The border wall in El Paso, Texas, as seen from Ciudad Juarez, Mexico.
The border wall in El Paso, Texas, as seen from Ciudad Juarez, Mexico. Paul Ratje / AFP - Getty Images file

The Justice Department invoked a rarely used, 132-year-old law on Tuesday to charge 12 people with running a violent and sometimes deadly scheme to “monopolize” the resale of American cars and other goods in Central America by fixing prices and retaliating against those who refused to be extorted.

The Justice Department charged the group under the Sherman Act of 1890, an antitrust regulation used to break up American monopolies Standard Oil in the 1920s and AT&T in the 1970s.

One of the men charged, Carlos Favian Martinez, who goes by “Cuate,” is the former son-in-law of the head of the powerful and violent Mexican drug-trafficking organization known as the Gulf Cartel, the indictment said.

Those who challenged the group were met with threats, kidnappings and even death, the indictment said.

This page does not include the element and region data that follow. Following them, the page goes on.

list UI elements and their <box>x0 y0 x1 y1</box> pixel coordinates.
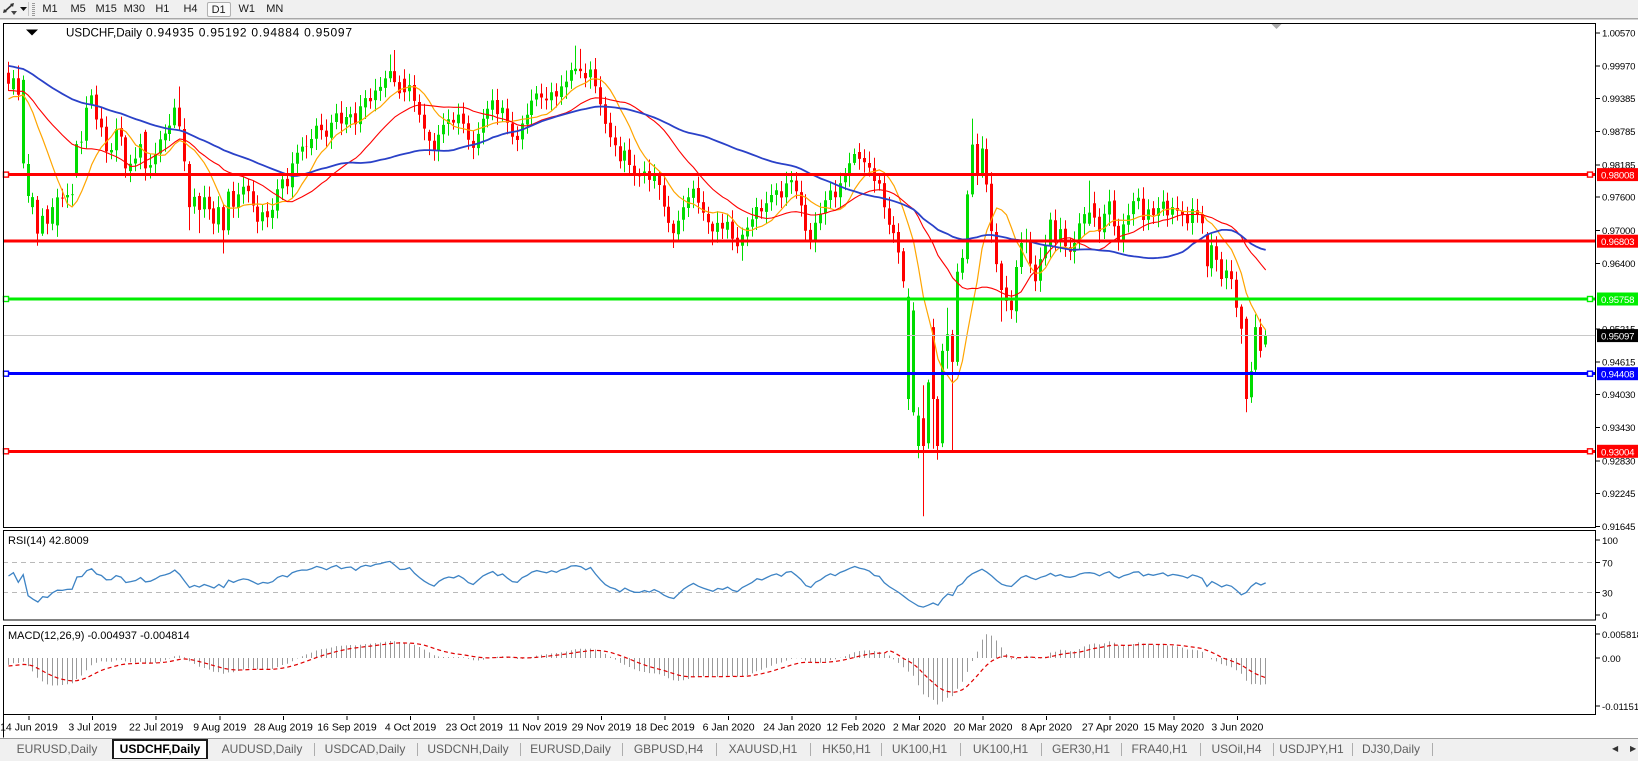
svg-text:0.98185: 0.98185 <box>1602 160 1635 171</box>
svg-text:29 Nov 2019: 29 Nov 2019 <box>572 722 632 734</box>
svg-text:9 Aug 2019: 9 Aug 2019 <box>193 722 246 734</box>
svg-text:16 Sep 2019: 16 Sep 2019 <box>317 722 377 734</box>
svg-text:14 Jun 2019: 14 Jun 2019 <box>0 722 58 734</box>
svg-text:24 Jan 2020: 24 Jan 2020 <box>763 722 821 734</box>
svg-text:0.92830: 0.92830 <box>1602 456 1635 467</box>
svg-text:3 Jun 2020: 3 Jun 2020 <box>1211 722 1263 734</box>
svg-text:0.95097: 0.95097 <box>1601 332 1634 343</box>
svg-text:6 Jan 2020: 6 Jan 2020 <box>703 722 755 734</box>
svg-text:0.00: 0.00 <box>1602 654 1621 665</box>
svg-text:18 Dec 2019: 18 Dec 2019 <box>635 722 695 734</box>
svg-text:2 Mar 2020: 2 Mar 2020 <box>893 722 946 734</box>
svg-text:0.93430: 0.93430 <box>1602 423 1635 434</box>
svg-text:0.93004: 0.93004 <box>1601 447 1635 458</box>
svg-text:11 Nov 2019: 11 Nov 2019 <box>508 722 567 734</box>
svg-text:20 Mar 2020: 20 Mar 2020 <box>954 722 1013 734</box>
svg-text:23 Oct 2019: 23 Oct 2019 <box>446 722 503 734</box>
svg-text:0.99970: 0.99970 <box>1602 62 1635 73</box>
svg-text:0.97000: 0.97000 <box>1602 226 1635 237</box>
svg-text:70: 70 <box>1602 559 1613 570</box>
svg-text:MACD(12,26,9) -0.004937 -0.004: MACD(12,26,9) -0.004937 -0.004814 <box>8 630 190 642</box>
svg-text:0.96803: 0.96803 <box>1601 237 1634 248</box>
svg-text:0.95758: 0.95758 <box>1601 295 1634 306</box>
svg-text:0.94615: 0.94615 <box>1602 358 1635 369</box>
svg-text:3 Jul 2019: 3 Jul 2019 <box>68 722 117 734</box>
svg-text:0.98008: 0.98008 <box>1601 171 1634 182</box>
svg-text:27 Apr 2020: 27 Apr 2020 <box>1082 722 1139 734</box>
svg-text:0.94408: 0.94408 <box>1601 370 1634 381</box>
svg-text:22 Jul 2019: 22 Jul 2019 <box>129 722 183 734</box>
svg-text:100: 100 <box>1602 536 1618 547</box>
svg-text:1.00570: 1.00570 <box>1602 28 1635 39</box>
svg-text:-0.011514: -0.011514 <box>1602 702 1638 713</box>
svg-text:4 Oct 2019: 4 Oct 2019 <box>385 722 437 734</box>
svg-text:0: 0 <box>1602 611 1607 622</box>
svg-text:0.91645: 0.91645 <box>1602 522 1635 533</box>
svg-text:0.92245: 0.92245 <box>1602 489 1635 500</box>
svg-text:0.94935 0.95192 0.94884 0.9509: 0.94935 0.95192 0.94884 0.95097 <box>146 26 353 40</box>
svg-text:USDCHF,Daily: USDCHF,Daily <box>66 27 142 40</box>
svg-text:0.94030: 0.94030 <box>1602 390 1635 401</box>
svg-text:30: 30 <box>1602 589 1613 600</box>
svg-text:0.97600: 0.97600 <box>1602 193 1635 204</box>
svg-text:12 Feb 2020: 12 Feb 2020 <box>826 722 885 734</box>
svg-text:0.96400: 0.96400 <box>1602 259 1635 270</box>
svg-text:28 Aug 2019: 28 Aug 2019 <box>254 722 313 734</box>
svg-text:15 May 2020: 15 May 2020 <box>1143 722 1204 734</box>
svg-text:0.98785: 0.98785 <box>1602 127 1635 138</box>
svg-text:8 Apr 2020: 8 Apr 2020 <box>1021 722 1072 734</box>
svg-text:RSI(14) 42.8009: RSI(14) 42.8009 <box>8 535 89 547</box>
svg-text:0.99385: 0.99385 <box>1602 94 1635 105</box>
svg-text:0.005818: 0.005818 <box>1602 630 1638 641</box>
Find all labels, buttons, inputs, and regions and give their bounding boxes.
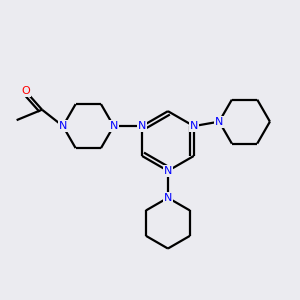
Text: O: O [21, 86, 30, 96]
Text: N: N [215, 117, 223, 127]
Text: N: N [164, 166, 172, 176]
Text: N: N [164, 193, 172, 203]
Text: N: N [190, 121, 198, 131]
Text: N: N [59, 121, 67, 131]
Text: N: N [110, 121, 118, 131]
Text: N: N [138, 121, 146, 131]
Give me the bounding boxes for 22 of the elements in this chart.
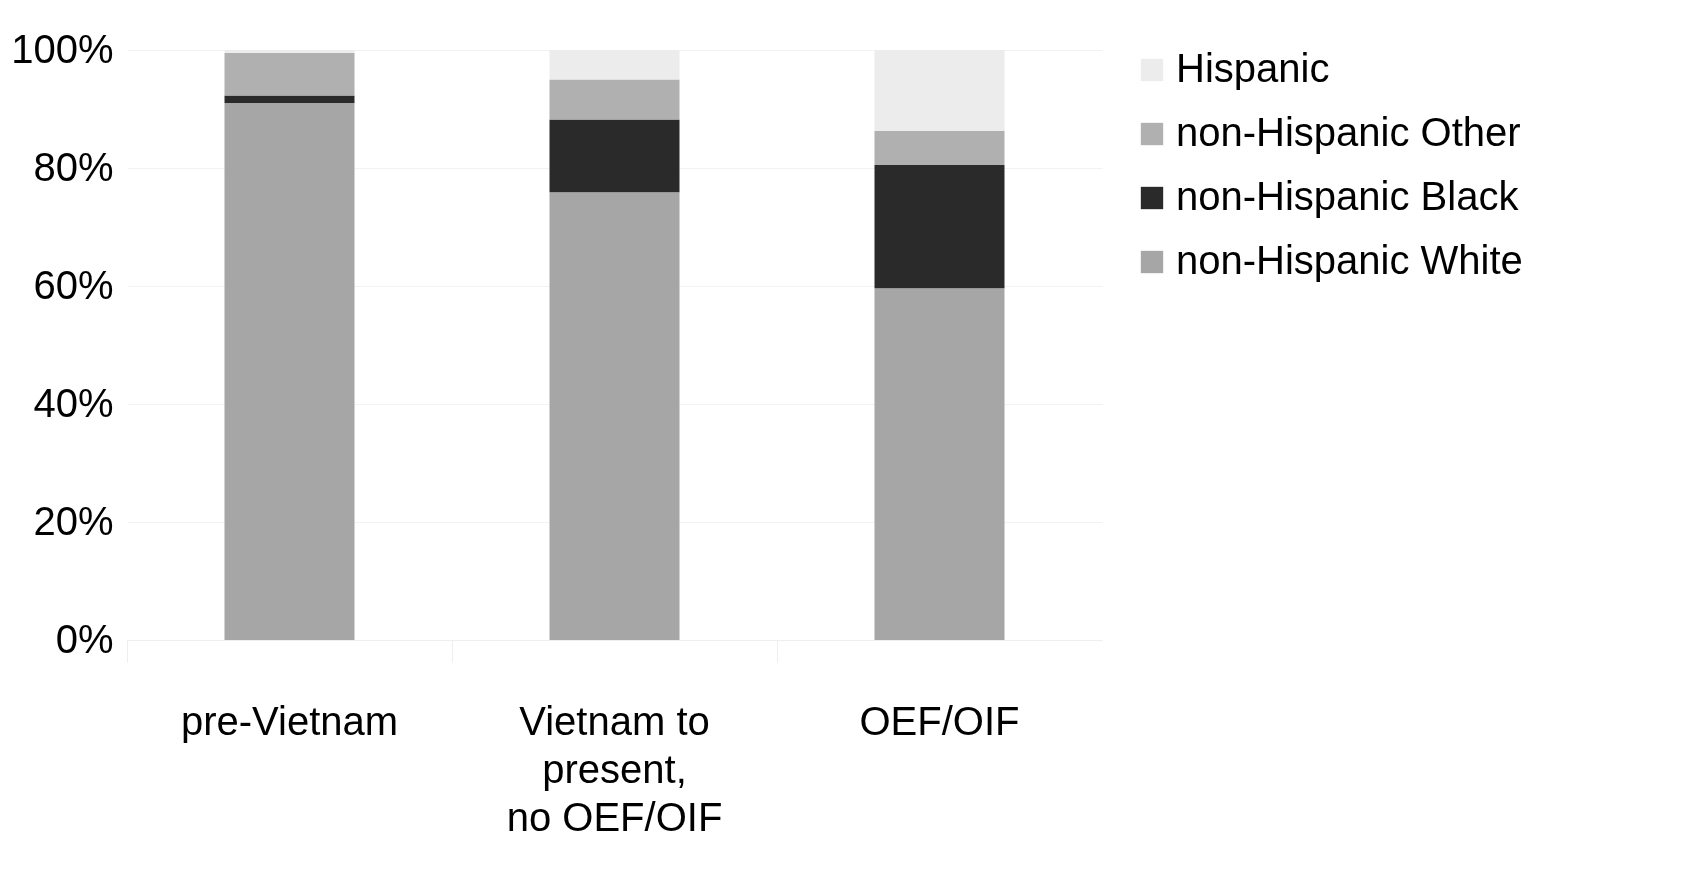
y-tick-label: 20%	[33, 498, 114, 543]
y-tick-label: 0%	[55, 616, 114, 661]
y-tick-label: 100%	[11, 26, 114, 71]
y-tick-label: 80%	[33, 144, 114, 189]
legend-label: Hispanic	[1176, 46, 1330, 90]
bar	[874, 165, 1005, 289]
bar	[549, 192, 680, 640]
legend-label: non-Hispanic Black	[1176, 174, 1520, 218]
x-tick-label: OEF/OIF	[859, 698, 1020, 743]
bar	[874, 288, 1005, 640]
bar	[224, 95, 355, 104]
bar	[549, 79, 680, 120]
legend-label: non-Hispanic Other	[1176, 110, 1521, 154]
bar	[549, 119, 680, 193]
y-tick-label: 40%	[33, 380, 114, 425]
legend-label: non-Hispanic White	[1176, 238, 1523, 282]
x-tick-label: pre-Vietnam	[180, 698, 399, 743]
y-tick-label: 60%	[33, 262, 114, 307]
bar	[224, 52, 355, 96]
bar	[224, 103, 355, 640]
x-tick-label: Vietnam to present, no OEF/OIF	[506, 698, 723, 839]
bar	[874, 130, 1005, 166]
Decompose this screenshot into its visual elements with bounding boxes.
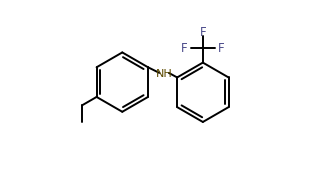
Text: F: F (181, 42, 187, 55)
Text: NH: NH (156, 69, 172, 79)
Text: F: F (218, 42, 225, 55)
Text: F: F (200, 27, 206, 40)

Fees extorted as part of the scheme were placed into a collection known as “the Pool” that was later divided up among the defendants, the indictment filed in the Southern District of Texas alleges.

The defendants’ addresses in the indictment range from the Rio Grande Valley in Texas to just across the border in Matamoros, Mexico. The indictment said the group met at the Holiday Inn in Harlingen, Texas, in March 2019 to divide $44,000 in cash.

“As alleged, this criminal organization committed heinous acts of violence against those who would not participate in its illegal activities,” said Assistant Attorney General Kenneth Polite, head of the Justice Department’s criminal division.

The charging documents said in February 2019 a woman and her boyfriend were abducted in Mexico after the kidnappers told her that her father was working for an agency that threatened the business of “the Pool.”

Another rival agency was hit with gunfire near the U.S.-Mexico border, resulting in two deaths.